Even though the area under the crop was higher during the period under review by eight per cent (from 9,837 hectares to 10,641 hectares), compared to the previous year,  this increase did not translate into the anticipated higher production in Bt cotton due a combination of many factors during the period under review. Production was in fact lower by almost 62 per cent.

Sensitisation programmes

The report cites unfavourable weather, delayed seed delivery, illegal cross-border trading, poor crop husbandry, poor adaptability of the crop and pest infestation (mealybug) as factors that cut in on anticipated production.

Of the 21 counties Busia was rated number eight overall with a production of 36 metric tonnes a figure the county aims to double with its ambitious sensitisation programmes to encourage farmers adopt the early maturing Bt cotton.

The county played host to the launch of the first-ever genetically modified Bt cotton in 2020 joining other six African nations who were already commercially practicing it.

After four months the results at the Alupe University demo farm showed about 90 per cent of seed survival and each plant had about 50 balls with the number expected to increase.

Busia Agriculture executive Dr George Mukok said by labeling revival of cotton farming his flagship project, Busia Governor Paul Otuoma had lined up deliberate measures to return the sector to its glorious days of the 1980s.

“We have managed to convince thousands to adopt Bt cotton and are doing some 11, 252 acres of the cotton and are targeting 42,000 acres by the next season,” Dr Mukok says.
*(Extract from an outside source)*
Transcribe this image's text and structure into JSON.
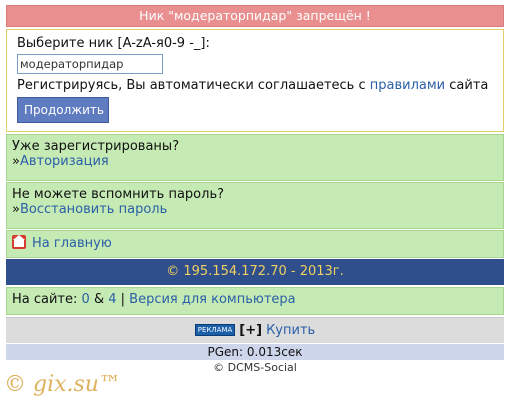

Mukok says they adopted the Bt variety from the conventional types like KSL for it was genetically improved to resist infestation by the African bollworm, the single most destructive cotton pest in the country.

The county feels that the new buying prices of Sh250 per kilo of cotton will cut in on illegal cross border trading that was cited by the AFA report which stated farmers from Busia and Bungoma were illegally exporting to Uganda, owing to high prices offered for the crop there.

Farmers say conventional varieties yielded 500 to 700kgs per acre compared to the 1,000 to 2,000kgs when doing Bt cotton.

“I get some value for my efforts after adopting Bt cotton as what I could get from my farm has more than doubled. It is also noteworthy that we today have extension services and subsidised fertiliser from the county and national government, we pray that this continues,” says Emily Ejakaiti, a farmer from Teso North Busia.

Mercelyne Olima is among the team of fresh extension officers tasked by the county to oversee the revival of cotton farming by visiting farmers at the grassroots to ensure they embrace best practice.

The AFA cotton Report 2021 lauds such initiatives saying there is need to strengthen group approach to cotton farming, upscaling extension service provision to cotton farmers, providing them with affordable credit and enhancing their abilities to deal with pesticides.

Kalro statistics show that the average yield of cotton in the country is 572 kg/hectares, far below global average. The data shows that cotton is mainly grown by small-scale farmers in marginal and arid areas, on small land holdings averaging about one hectare.